Will the world learn to trust again? (01 Nov 2020)

The causes of Trumpism are not going to fade away 
Niaz Alam, Dhaka Tribune op-ed 01/11/20

Is it safe to come out from behind the sofa yet?

Could it really be true that the Trump show is about to be washed away by a record voter turnout?

Personally, lacking a vote, I do not see much value in optimism. This is 2020 remember, the worst that can happen is already in charge of the White House; if I assume it will just find a way to cling on, that leaves less room for disappointment.

Life was simpler in 2008. The Dubya/Cheney ascendancy was in freefall and, while playing devil’s advocate was fun, there was no room for real doubt about what the US electorate would decide. Barrack Hussein Obama was going to win all summer long.

Fast forward 12 years and all wells have been poisoned.

President Trump has spent much of this campaign counting the ways in which he will call on his enablers and judicial appointees to find a way to stay in office. Having packed the Supreme Court for a party that has spent the last 40 years perfecting the dark arts of gerrymandering, this is not just the shrill pleading of an impeached president facing his final day of reckoning.

If there is any pseudo-legal way left available to resist a large popular vote against them, the Republican party can be relied upon to plumb new depths. The causes of Trumpism are not going to fade away even if Trump himself is beaten.

The only thing it is safe — but not polite — to predict is that, whoever wins, odds are that well before the next election the reality will be that either President Pence or President Harris will be in charge. (And that so long as he can type a tweet or utter an entertaining soundbite, President Trump will still find ways to enthrall and appall the world at large.)

One can hope, and polls certainly predict, that voter revulsion at the impeached president’s incapacity for basic leadership will see even the built-in bias of the electoral college evaporate in the next few days.  With a little luck and come the inauguration in January, even I might breathe a sigh of relief as the circus finally leaves Pennsylvania Avenue.

If a change in the US presidency does occur, then mere relief about a return of sanity can only go so far.
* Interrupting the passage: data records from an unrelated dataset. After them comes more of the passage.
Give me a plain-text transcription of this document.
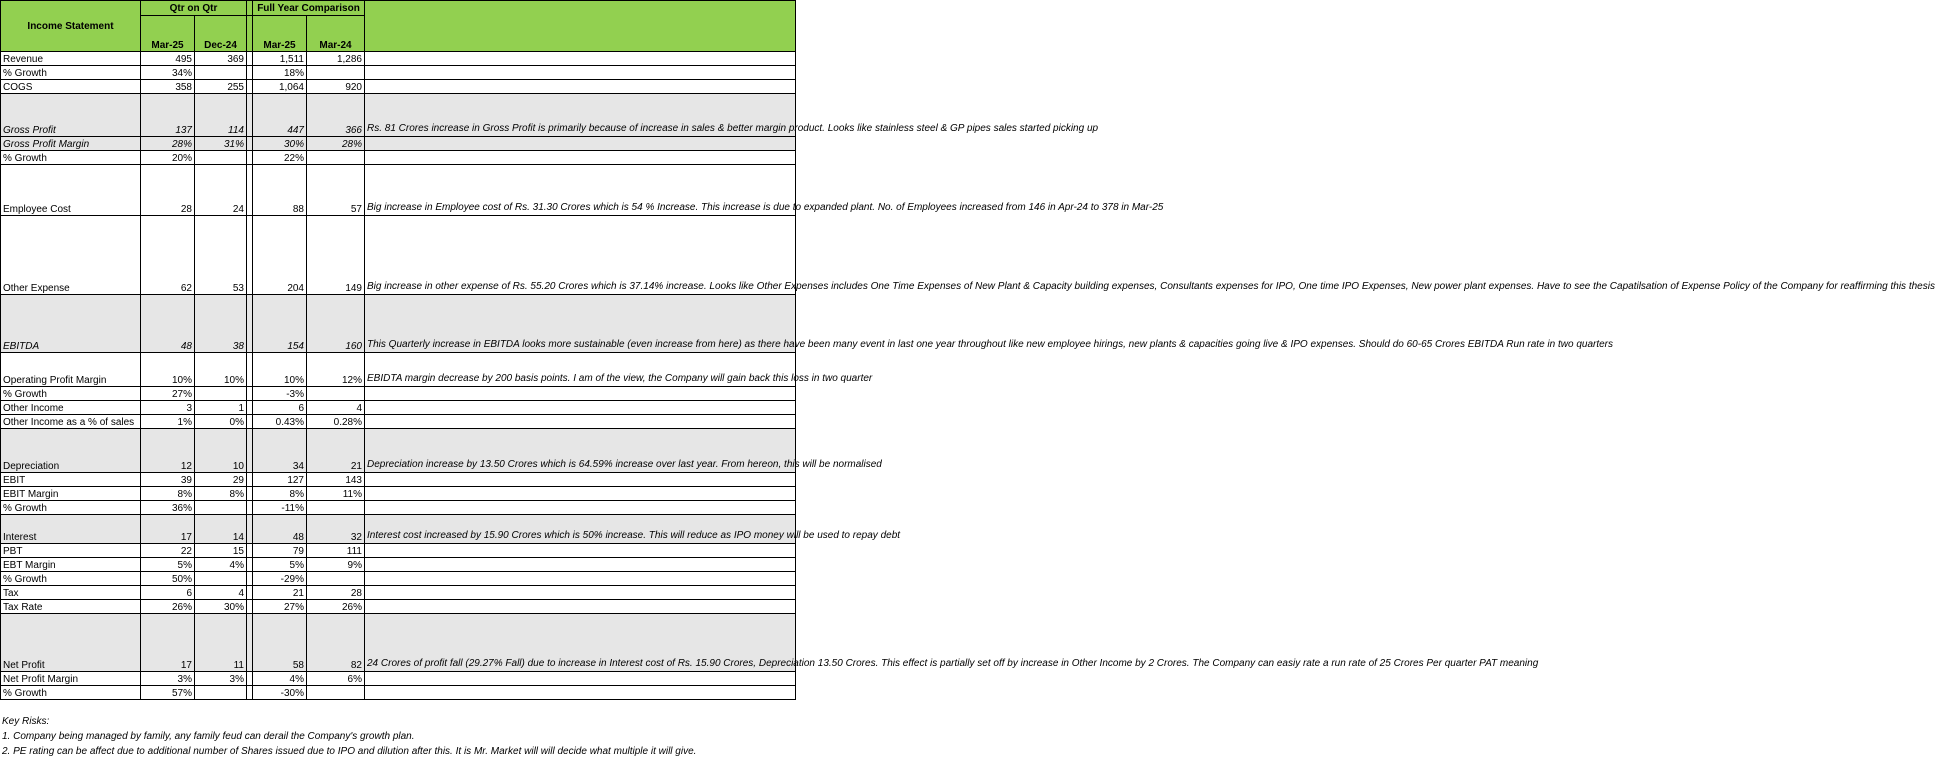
Income Statement	Qtr on Qtr			Full Year Comparison		
	Mar-25	Dec-24		Mar-25	Mar-24	

Revenue	495	369		1,511	1,286	
% Growth	34%			18%		
COGS	358	255		1,064	920	
Gross Profit	137	114		447	366	Rs. 81 Crores increase in Gross Profit is primarily because of increase in sales & better margin product. Looks like stainless steel & GP pipes sales started picking up
Gross Profit Margin	28%	31%		30%	28%	
% Growth	20%			22%		
Employee Cost	28	24		88	57	Big increase in Employee cost of Rs. 31.30 Crores which is 54 % Increase. This increase is due to expanded plant. No. of Employees increased from 146 in Apr-24 to 378 in Mar-25
Other Expense	62	53		204	149	Big increase in other expense of Rs. 55.20 Crores which is 37.14% increase. Looks like Other Expenses includes One Time Expenses of New Plant & Capacity building expenses, Consultants expenses for IPO, One time IPO Expenses, New power plant expenses. Have to see the Capatilsation of Expense Policy of the Company for reaffirming this thesis
EBITDA	48	38		154	160	This Quarterly increase in EBITDA looks more sustainable (even increase from here) as there have been many event in last one year throughout like new employee hirings, new plants & capacities going live & IPO expenses. Should do 60-65 Crores EBITDA Run rate in two quarters
Operating Profit Margin	10%	10%		10%	12%	EBIDTA margin decrease by 200 basis points. I am of the view, the Company will gain back this loss in two quarter
% Growth	27%			-3%		
Other Income	3	1		6	4	
Other Income as a % of sales	1%	0%		0.43%	0.28%	
Depreciation	12	10		34	21	Depreciation increase by 13.50 Crores which is 64.59% increase over last year. From hereon, this will be normalised
EBIT	39	29		127	143	
EBIT Margin	8%	8%		8%	11%	
% Growth	36%			-11%		
Interest	17	14		48	32	Interest cost increased by 15.90 Crores which is 50% increase. This will reduce as IPO money will be used to repay debt
PBT	22	15		79	111	
EBT Margin	5%	4%		5%	9%	
% Growth	50%			-29%		
Tax	6	4		21	28	
Tax Rate	26%	30%		27%	26%	
Net Profit	17	11		58	82	24 Crores of profit fall (29.27% Fall) due to increase in Interest cost of Rs. 15.90 Crores, Depreciation 13.50 Crores. This effect is partially set off by increase in Other Income by 2 Crores. The Company can easiy rate a run rate of 25 Crores Per quarter PAT meaning
Net Profit Margin	3%	3%		4%	6%	
% Growth	57%			-30%		
Key Risks:
1. Company being managed by family, any family feud can derail the Company's growth plan.
2. PE rating can be affect due to additional number of Shares issued due to IPO and dilution after this. It is Mr. Market will will decide what multiple it will give.
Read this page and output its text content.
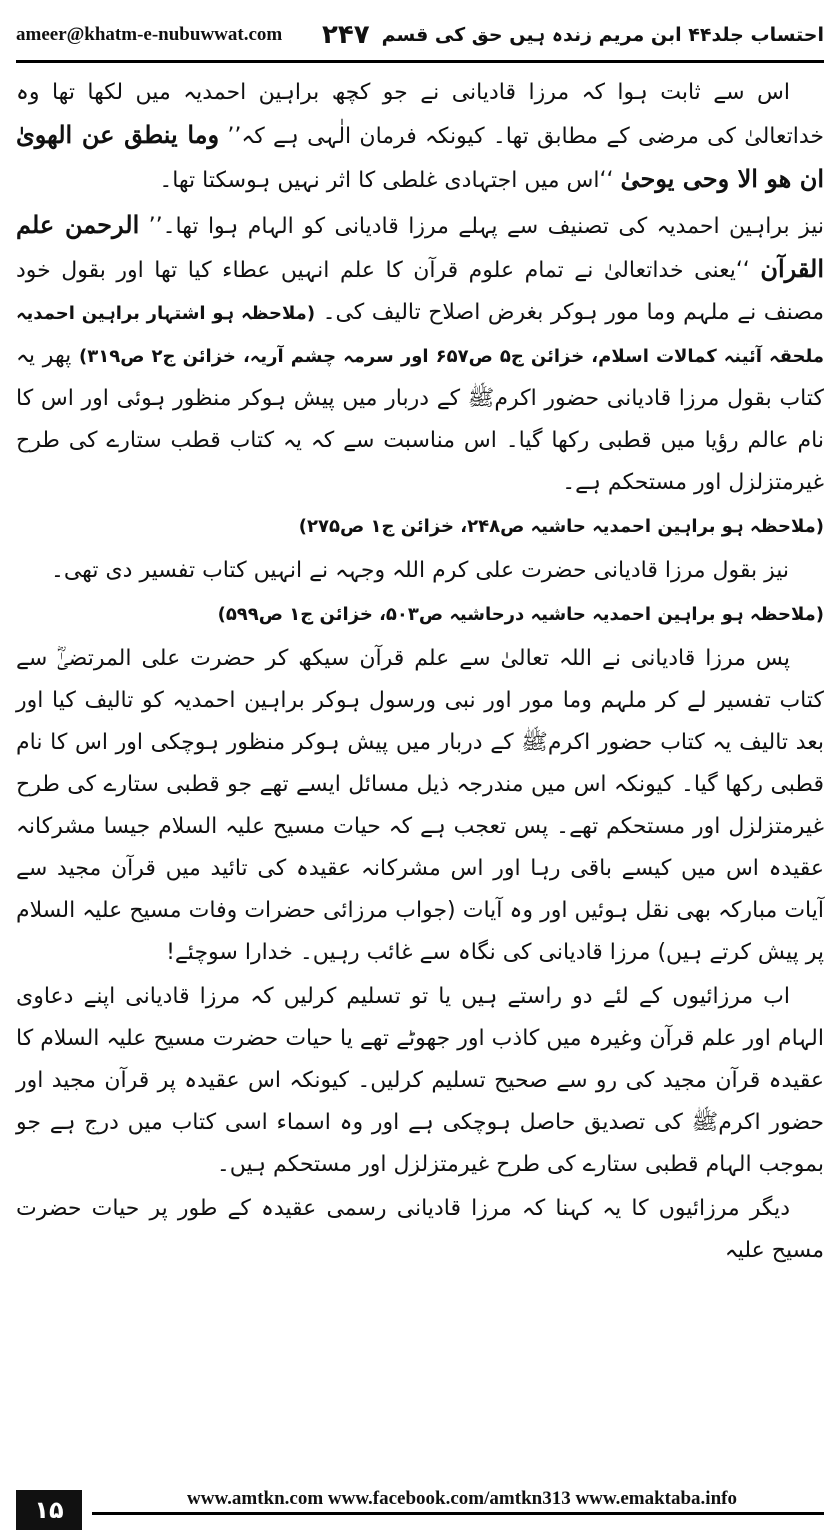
ameer@khatm-e-nubuwwat.com	احتساب جلد۴۴ ابن مریم زندہ ہیں حق کی قسم
۲۴۷

اس سے ثابت ہوا کہ مرزا قادیانی نے جو کچھ براہین احمدیہ میں لکھا تھا وہ خداتعالیٰ کی مرضی کے مطابق تھا۔ کیونکہ فرمان الٰہی ہے کہ’’ وما ینطق عن الهویٰ ان هو الا وحی یوحیٰ ‘‘اس میں اجتہادی غلطی کا اثر نہیں ہوسکتا تھا۔

نیز براہین احمدیہ کی تصنیف سے پہلے مرزا قادیانی کو الہام ہوا تھا۔’’ الرحمن علم القرآن ‘‘یعنی خداتعالیٰ نے تمام علوم قرآن کا علم انہیں عطاء کیا تھا اور بقول خود مصنف نے ملہم وما مور ہوکر بغرض اصلاح تالیف کی۔ (ملاحظہ ہو اشتہار براہین احمدیہ ملحقہ آئینہ کمالات اسلام، خزائن ج۵ ص۶۵۷ اور سرمہ چشم آریہ، خزائن ج۲ ص۳۱۹) پھر یہ کتاب بقول مرزا قادیانی حضور اکرمﷺ کے دربار میں پیش ہوکر منظور ہوئی اور اس کا نام عالم رؤیا میں قطبی رکھا گیا۔ اس مناسبت سے کہ یہ کتاب قطب ستارے کی طرح غیرمتزلزل اور مستحکم ہے۔

(ملاحظہ ہو براہین احمدیہ حاشیہ ص۲۴۸، خزائن ج۱ ص۲۷۵)

نیز بقول مرزا قادیانی حضرت علی کرم اللہ وجہہ نے انہیں کتاب تفسیر دی تھی۔

(ملاحظہ ہو براہین احمدیہ حاشیہ درحاشیہ ص۵۰۳، خزائن ج۱ ص۵۹۹)

پس مرزا قادیانی نے اللہ تعالیٰ سے علم قرآن سیکھ کر حضرت علی المرتضیٰؓ سے کتاب تفسیر لے کر ملہم وما مور اور نبی ورسول ہوکر براہین احمدیہ کو تالیف کیا اور بعد تالیف یہ کتاب حضور اکرمﷺ کے دربار میں پیش ہوکر منظور ہوچکی اور اس کا نام قطبی رکھا گیا۔ کیونکہ اس میں مندرجہ ذیل مسائل ایسے تھے جو قطبی ستارے کی طرح غیرمتزلزل اور مستحکم تھے۔ پس تعجب ہے کہ حیات مسیح علیہ السلام جیسا مشرکانہ عقیدہ اس میں کیسے باقی رہا اور اس مشرکانہ عقیدہ کی تائید میں قرآن مجید سے آیات مبارکہ بھی نقل ہوئیں اور وہ آیات (جواب مرزائی حضرات وفات مسیح علیہ السلام پر پیش کرتے ہیں) مرزا قادیانی کی نگاہ سے غائب رہیں۔ خدارا سوچئے!

اب مرزائیوں کے لئے دو راستے ہیں یا تو تسلیم کرلیں کہ مرزا قادیانی اپنے دعاوی الہام اور علم قرآن وغیرہ میں کاذب اور جھوٹے تھے یا حیات حضرت مسیح علیہ السلام کا عقیدہ قرآن مجید کی رو سے صحیح تسلیم کرلیں۔ کیونکہ اس عقیدہ پر قرآن مجید اور حضور اکرمﷺ کی تصدیق حاصل ہوچکی ہے اور وہ اسماء اسی کتاب میں درج ہے جو بموجب الہام قطبی ستارے کی طرح غیرمتزلزل اور مستحکم ہیں۔

دیگر مرزائیوں کا یہ کہنا کہ مرزا قادیانی رسمی عقیدہ کے طور پر حیات حضرت مسیح علیہ

۱۵	www.amtkn.com www.facebook.com/amtkn313 www.emaktaba.info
For all the goodwill and authority that a Biden/Harris presidency might attract, perhaps even with a friendly Senate, it will still have to operate in an American system hamstrung by corporate capture and vested interests. The world will be watching with hope for sure, but cynicism won’t be far behind.

Perhaps if the Democratic party had spent less energy resisting Bernie Sanders’ progressive politics, there would be more reason for hope, but even so, at the very least, a new broom, albeit in the old form of Joe Biden, replacing the current freakshow should in itself give some cause for comfort.

Global depression has hit every economy. Even countries like South Korea that had coped with the virus more competently than most still face the domino effect of the pandemic on the world’s economy.

Most people in most countries seem likely to be disinterested in positive news stories unless and until they can be convinced that the pandemic has passed.

This sounds true even in Bangladesh as it approaches its 50th anniversary of independence. No amount of data from Europe about death rates being worsened by concentrations of the old and obese is enough to dissuade many people from their belief that the Covid death rate in Bangladeshi slums “should be higher.”

People who might otherwise point with satisfaction at the nations’ life expectancy figures compared with its neighbours scour the internet for more negative spins.

All news must be bad or should be unless we can all begin to feel a little less fearful about Covid-19.

With new waves of the virus bubbling up around the world and a year needed for any vaccine to make a real difference, it seems clear 2021 will need all the optimism it can get.

A new POTUS that is not called Pence would no doubt help a little.

But unless and until there is definitive evidence that American voters have prevented all possibility of President Pence, I will carry on hiding behind the sofa a little while longer yet.